With the help of Bob I built a quick command line application in Node.js that would integrate with the Git CLI. You can check out the full code for my git-ai-message helper on GitHub.
The most important part of the code is the part where it runs the Langflow flow. It uses the Node.js client for Langflow to send the current working directory to the flow as the input, and prints the output so you can use it yourself.
async function runLangflowFlow(config) {
try {
const langflowClient = new LangflowClient({
baseUrl: config.langflowUrl,
apiKey: config.apiKey || undefined,
});
const flow = langflowClient.flow(config.flowId);
const currentDir = process.cwd();
const response = await flow.run(currentDir);
console.log(response.chatOutputText());
} catch (error) {
console.error("Error running Langflow flow:", error.message);
if (error.response) {
console.error("API Response:", error.response.data || error.response);
}
process.exit(1);
}
}
You can pull the repository, install the dependencies with npm install and then link it locally with npm link. You will then be able to call git-ai-message or git ai-message and generate commit messages from your own work.

If you're feeling confident about your commit messages, you could even pipe the result into the commit command and automate the whole thing with this line:
git ai-message | git commit -F -
Wrapping up
That's how I built my own AI-powered commit message generator with Langflow and MCP servers. The best part about building it myself is that I have complete control over how my commits are formatted and what context the AI considers when generating messages.
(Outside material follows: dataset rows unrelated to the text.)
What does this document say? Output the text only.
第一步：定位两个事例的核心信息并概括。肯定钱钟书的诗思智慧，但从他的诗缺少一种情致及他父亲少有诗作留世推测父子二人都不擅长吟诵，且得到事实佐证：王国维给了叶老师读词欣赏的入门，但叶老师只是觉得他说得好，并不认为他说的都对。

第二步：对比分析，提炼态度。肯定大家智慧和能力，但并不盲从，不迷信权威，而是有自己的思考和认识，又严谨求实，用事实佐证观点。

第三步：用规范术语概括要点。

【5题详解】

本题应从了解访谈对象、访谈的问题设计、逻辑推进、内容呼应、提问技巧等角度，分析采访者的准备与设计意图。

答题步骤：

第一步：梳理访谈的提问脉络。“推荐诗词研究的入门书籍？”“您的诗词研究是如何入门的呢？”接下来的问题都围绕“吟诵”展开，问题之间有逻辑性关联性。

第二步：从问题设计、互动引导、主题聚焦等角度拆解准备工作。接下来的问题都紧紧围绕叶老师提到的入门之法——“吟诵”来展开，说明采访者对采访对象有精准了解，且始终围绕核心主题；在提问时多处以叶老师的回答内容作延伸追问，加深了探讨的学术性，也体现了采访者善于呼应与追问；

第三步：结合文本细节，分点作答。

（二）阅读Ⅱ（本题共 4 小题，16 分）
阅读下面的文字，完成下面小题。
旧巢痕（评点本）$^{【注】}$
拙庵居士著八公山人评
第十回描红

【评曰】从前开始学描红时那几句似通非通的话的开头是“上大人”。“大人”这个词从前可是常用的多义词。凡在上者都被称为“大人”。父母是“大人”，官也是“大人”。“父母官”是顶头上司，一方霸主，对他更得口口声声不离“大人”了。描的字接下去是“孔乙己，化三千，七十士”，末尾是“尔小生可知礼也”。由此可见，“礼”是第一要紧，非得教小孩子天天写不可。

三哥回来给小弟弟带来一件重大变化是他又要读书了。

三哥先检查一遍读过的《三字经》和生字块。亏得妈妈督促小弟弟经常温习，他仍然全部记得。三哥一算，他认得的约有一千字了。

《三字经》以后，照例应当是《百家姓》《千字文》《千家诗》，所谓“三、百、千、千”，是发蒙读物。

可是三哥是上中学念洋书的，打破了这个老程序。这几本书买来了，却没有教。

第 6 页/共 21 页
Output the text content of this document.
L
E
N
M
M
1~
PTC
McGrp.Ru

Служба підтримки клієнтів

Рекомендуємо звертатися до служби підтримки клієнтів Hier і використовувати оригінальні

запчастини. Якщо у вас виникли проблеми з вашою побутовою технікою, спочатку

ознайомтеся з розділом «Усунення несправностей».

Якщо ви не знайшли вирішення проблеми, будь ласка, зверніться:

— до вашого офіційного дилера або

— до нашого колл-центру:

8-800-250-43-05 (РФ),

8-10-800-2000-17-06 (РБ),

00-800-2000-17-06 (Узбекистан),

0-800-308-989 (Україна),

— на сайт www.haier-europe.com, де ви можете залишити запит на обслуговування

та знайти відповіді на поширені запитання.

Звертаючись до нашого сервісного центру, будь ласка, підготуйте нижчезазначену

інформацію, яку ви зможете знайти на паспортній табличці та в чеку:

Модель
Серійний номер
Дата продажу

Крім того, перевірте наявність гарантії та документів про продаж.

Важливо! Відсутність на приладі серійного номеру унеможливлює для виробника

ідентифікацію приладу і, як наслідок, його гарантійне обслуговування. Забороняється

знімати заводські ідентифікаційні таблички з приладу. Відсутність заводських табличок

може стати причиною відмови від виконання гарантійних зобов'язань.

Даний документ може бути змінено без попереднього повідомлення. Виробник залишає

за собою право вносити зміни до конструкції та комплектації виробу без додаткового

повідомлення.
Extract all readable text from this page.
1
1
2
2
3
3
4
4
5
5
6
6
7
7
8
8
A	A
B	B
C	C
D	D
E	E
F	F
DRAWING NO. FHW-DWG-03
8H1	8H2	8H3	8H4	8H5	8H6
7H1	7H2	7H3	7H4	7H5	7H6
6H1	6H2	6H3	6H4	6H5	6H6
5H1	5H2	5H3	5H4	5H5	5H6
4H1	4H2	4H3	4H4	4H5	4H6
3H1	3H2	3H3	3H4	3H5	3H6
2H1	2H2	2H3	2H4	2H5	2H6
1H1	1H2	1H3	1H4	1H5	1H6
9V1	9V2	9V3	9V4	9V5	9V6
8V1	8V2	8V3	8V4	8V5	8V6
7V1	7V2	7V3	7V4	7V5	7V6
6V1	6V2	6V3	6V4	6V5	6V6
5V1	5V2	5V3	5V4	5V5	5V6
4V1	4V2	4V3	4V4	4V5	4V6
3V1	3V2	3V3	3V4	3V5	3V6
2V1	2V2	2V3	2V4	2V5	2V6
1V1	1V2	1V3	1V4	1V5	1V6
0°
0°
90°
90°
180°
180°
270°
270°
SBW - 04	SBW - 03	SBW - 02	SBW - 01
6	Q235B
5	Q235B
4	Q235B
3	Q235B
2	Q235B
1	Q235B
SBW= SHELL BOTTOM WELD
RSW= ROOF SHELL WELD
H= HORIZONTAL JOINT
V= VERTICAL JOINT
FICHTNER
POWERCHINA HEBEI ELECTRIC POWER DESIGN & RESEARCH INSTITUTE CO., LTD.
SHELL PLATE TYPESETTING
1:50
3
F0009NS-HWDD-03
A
The flow is flexible too. You can customize the prompt to match your own commit message style, add more MCP tools for additional context, or extend the agent to handle other Git workflows. And by integrating it into the Git CLI, I can use it seamlessly in my normal development workflow without switching contexts.
If you want to try it out, you can find the complete code for my git-ai-message CLI tool on GitHub including the JSON for the flow that you can import to your own Langflow install. If you build something similar or extend this flow in interesting ways, I'd love to hear about it in the Langflow Discord community.
FAQ
What is a Langflow agent?
A Langflow agent is a component that follows your instructions to complete a task, and can optionally use connected tools to gather context before responding.
What is MCP?
MCP (Model Context Protocol) is a standard way to give an AI agent access to external tools and data sources, like Git or your filesystem, so it can do more than just “guess” from a prompt.
How do you use MCP in Langflow?
You add MCP servers in Langflow’s MCP sidebar using a server config, drop the MCP components onto the canvas, and connect them to your agent so the agent can call those tools when it needs to.
Why combine a Langflow agent with MCP for commit messages?
Because the agent can base the commit message on real project context (like what changed), while you still control the format and tone through the agent instructions.
What’s the simplest way to make this feel like part of your normal Git workflow?
You can wrap the flow in a small CLI command that calls the Langflow API so you can run it from the terminal and use the output as your commit message without leaving your usual development setup.